(102d) Exploring Deformable Hydrogel Microparticles Carriers for Vascular-Targeted Drug Delivery Applications

Vascular-targeted carriers (VTCs) are drug-loaded nano- and microparticles designed to accumulate at the vascular wall of diseased tissue for therapeutic purposes. However, a significant challenge is the rapid removal of VTCs from circulation by RES organs and clearance by phagocytic leukocytes. As a result, current research focuses on designing VTCs to avoid phagocytic uptake and extend circulation times.

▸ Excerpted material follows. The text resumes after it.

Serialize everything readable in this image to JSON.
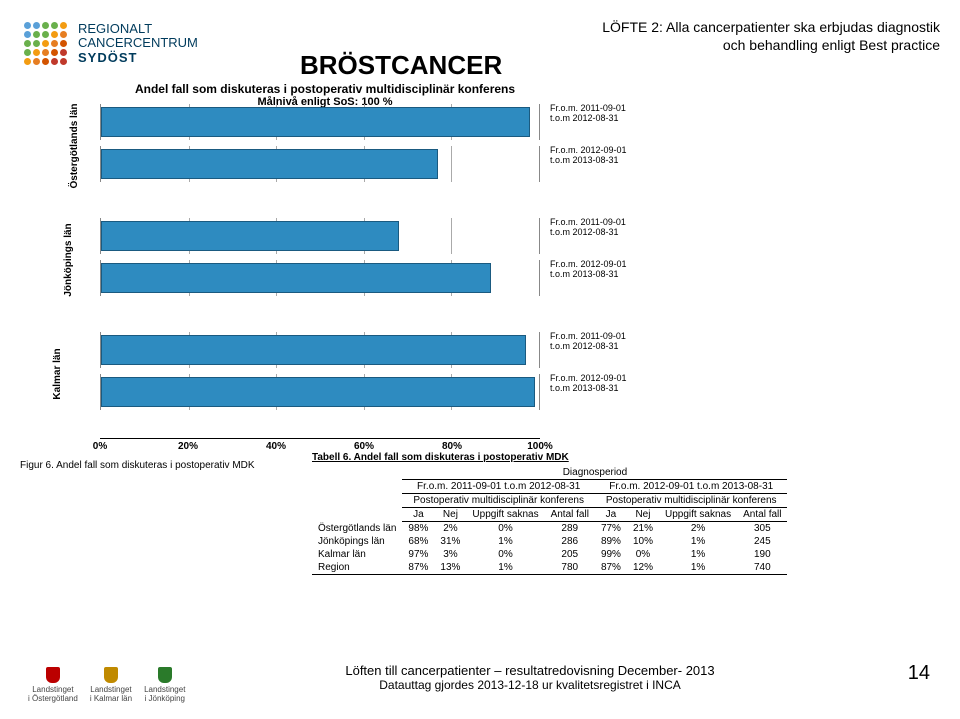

One important design parameter that recently gained attention is the particle modulus and its impact on VTC effectiveness. While previous studies have largely accepted that softer particles are better suited to evade macrophage and monocyte clearance and have longer circulation times, these findings have been generalized to all leukocytes. This work investigates the effects of particle elastic modulus on phagocytosis by primary human neutrophils using particles composed of either polyethylene glycol (PEG) or a rigid polystyrene (PS) control, with a focus on the interplay between modulus, surface charge, and material selection. This study finds cellular differences between different phagocytes, including neutrophils, macrophages, and monocytes, that can arise when examining the context of VTC phagocytosis. Specifically, administering deformable particles to neutrophils enhances phagocytosis, highlighting the need for further characterization of VTC design parameters with respect to neutrophils. These results have important implications for VTC design for human use, especially in vascular-targeted delivery, where neutrophils are likely the first type of phagocyte encountered.